原文:かくのごとく我聞けり。一時、仏は舎衛国の祇樹給孤独園に住したまえり。その時、世尊は諸比丘に告げたまわく、「老死を覚知すべし。老死の集まり、老死の滅び、老死滅の道跡を覚知すべし。かくのごとく、ついに至るまで行を覚知すべし。行の集まり、行の滅び、行滅の道跡を覚知すべし」と。
釈:世尊は諸比丘に告げたまわく、汝らは老死を覚知し、老死の集起と老死の滅び、および老死滅の道跡を覚知すべきである。このように、生・生の集起・生の滅び・生滅の道跡を覚知し、有・有の集起・有の滅び・有滅の道跡を覚知し、取・取の集起・取の滅び・取滅の道跡を覚知し、愛・愛の集起・愛の滅び・愛滅の道跡を覚知し、受・受の集起・受の滅び・受滅の道跡を覚知し、触・触の集起・触の滅び・触滅の道跡を覚知し、六入処・六入処の集起・六入処の滅び・六入処滅の道跡を覚知し、名色・名色の集起・名色の滅び・名色滅の道跡を覚知し、六識・六識の集起・六識の滅び・六識滅の道跡を覚知し、行・行の集起・行の滅び・行滅の道跡を覚知すべきである。
原文:いかにして老死を覚知すべきか。
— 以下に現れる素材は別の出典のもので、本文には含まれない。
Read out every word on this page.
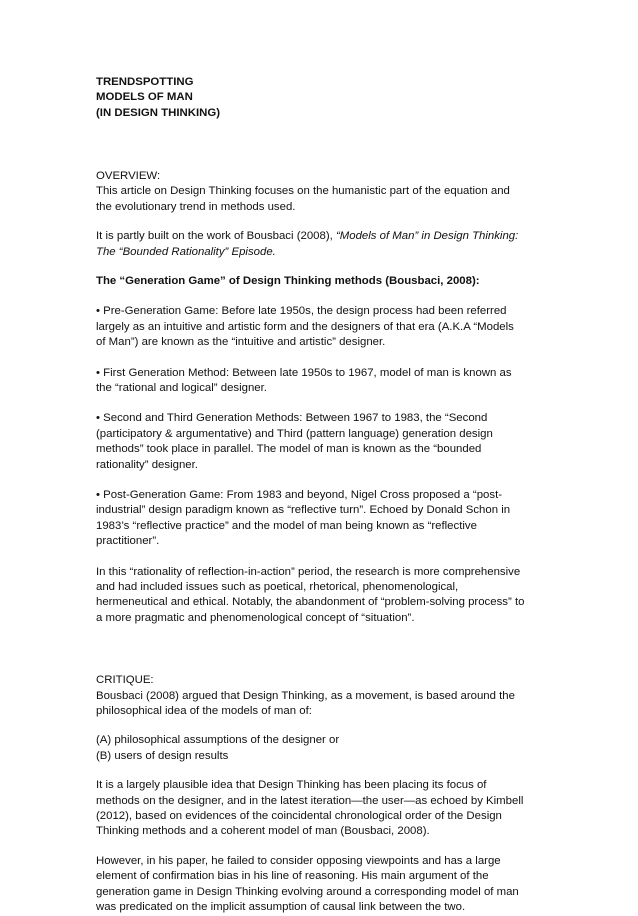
TRENDSPOTTING
MODELS OF MAN
(IN DESIGN THINKING)

OVERVIEW:

This article on Design Thinking focuses on the humanistic part of the equation and

the evolutionary trend in methods used.

It is partly built on the work of Bousbaci (2008), “Models of Man” in Design Thinking:

The “Bounded Rationality” Episode.

The “Generation Game” of Design Thinking methods (Bousbaci, 2008):

• Pre-Generation Game: Before late 1950s, the design process had been referred

largely as an intuitive and artistic form and the designers of that era (A.K.A “Models

of Man”) are known as the “intuitive and artistic” designer.

• First Generation Method: Between late 1950s to 1967, model of man is known as

the “rational and logical” designer.

• Second and Third Generation Methods: Between 1967 to 1983, the “Second

(participatory & argumentative) and Third (pattern language) generation design

methods” took place in parallel. The model of man is known as the “bounded

rationality” designer.

• Post-Generation Game: From 1983 and beyond, Nigel Cross proposed a “post-

industrial” design paradigm known as “reflective turn”. Echoed by Donald Schon in

1983’s “reflective practice” and the model of man being known as “reflective

practitioner”.

In this “rationality of reflection-in-action” period, the research is more comprehensive

and had included issues such as poetical, rhetorical, phenomenological,

hermeneutical and ethical. Notably, the abandonment of “problem-solving process” to

a more pragmatic and phenomenological concept of “situation”.

CRITIQUE:

Bousbaci (2008) argued that Design Thinking, as a movement, is based around the

philosophical idea of the models of man of:

(A) philosophical assumptions of the designer or

(B) users of design results

It is a largely plausible idea that Design Thinking has been placing its focus of

methods on the designer, and in the latest iteration—the user—as echoed by Kimbell

(2012), based on evidences of the coincidental chronological order of the Design

Thinking methods and a coherent model of man (Bousbaci, 2008).

However, in his paper, he failed to consider opposing viewpoints and has a large

element of confirmation bias in his line of reasoning. His main argument of the

generation game in Design Thinking evolving around a corresponding model of man

was predicated on the implicit assumption of causal link between the two.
縁起によって生ずるが故に老死あり。このような老死を覚知すべし。いかにして老死の集まりを覚知すべきか。生の集まりは即ち老死の集まりなり。このように老死の集まりを覚知すべし。いかにして老死の滅びを覚知すべきか。生の滅びは即ち老死の滅びなり。このように老死の滅びを覚知すべし。いかにして老死滅の道跡を覚知すべきか。八聖道は即ち老死滅の道跡なり。このように老死滅の道跡を覚知すべし。ついに至るまで、いかにして行を覚知すべきか。三つの行、すなわち身行・口行・意行なり。このように行を覚知すべし。いかにして行の集まりを覚知すべきか。無明の集まりは即ち行の集まりなり。このように行の集まりを覚知すべし。いかにして行の滅びを覚知すべきか。無明の滅びは即ち行の滅びなり。このように行の滅びを覚知すべし。いかにして行滅の道跡を覚知すべきか。八聖道は即ち行滅の道跡なり。このように行滅の道跡を覚知すべし。仏はこの経を説き終えたまう。諸比丘は仏の説きたまうところを聞き、歓喜して奉行せり。
釈:老死を覚知すべき方法は、生を縁として老死が存在することを覚知することである。老死の集起を覚知するには、生の集起が老死の集起であることを知る。老死の滅びを覚知するには、生の滅びが老死の滅びであることを知る。老死滅の道跡を覚知するには、八聖道がその道跡であることを知る。同様に、行を覚知するには身・口・意の三行(実際には意根の行、六識以前に生起するもの)を理解する。行の集起は無明に起因し、行の滅びは無明の滅びによる。行滅の道跡は八聖道に求められる。このように縁起の理法に従って覚知を完成すべきである。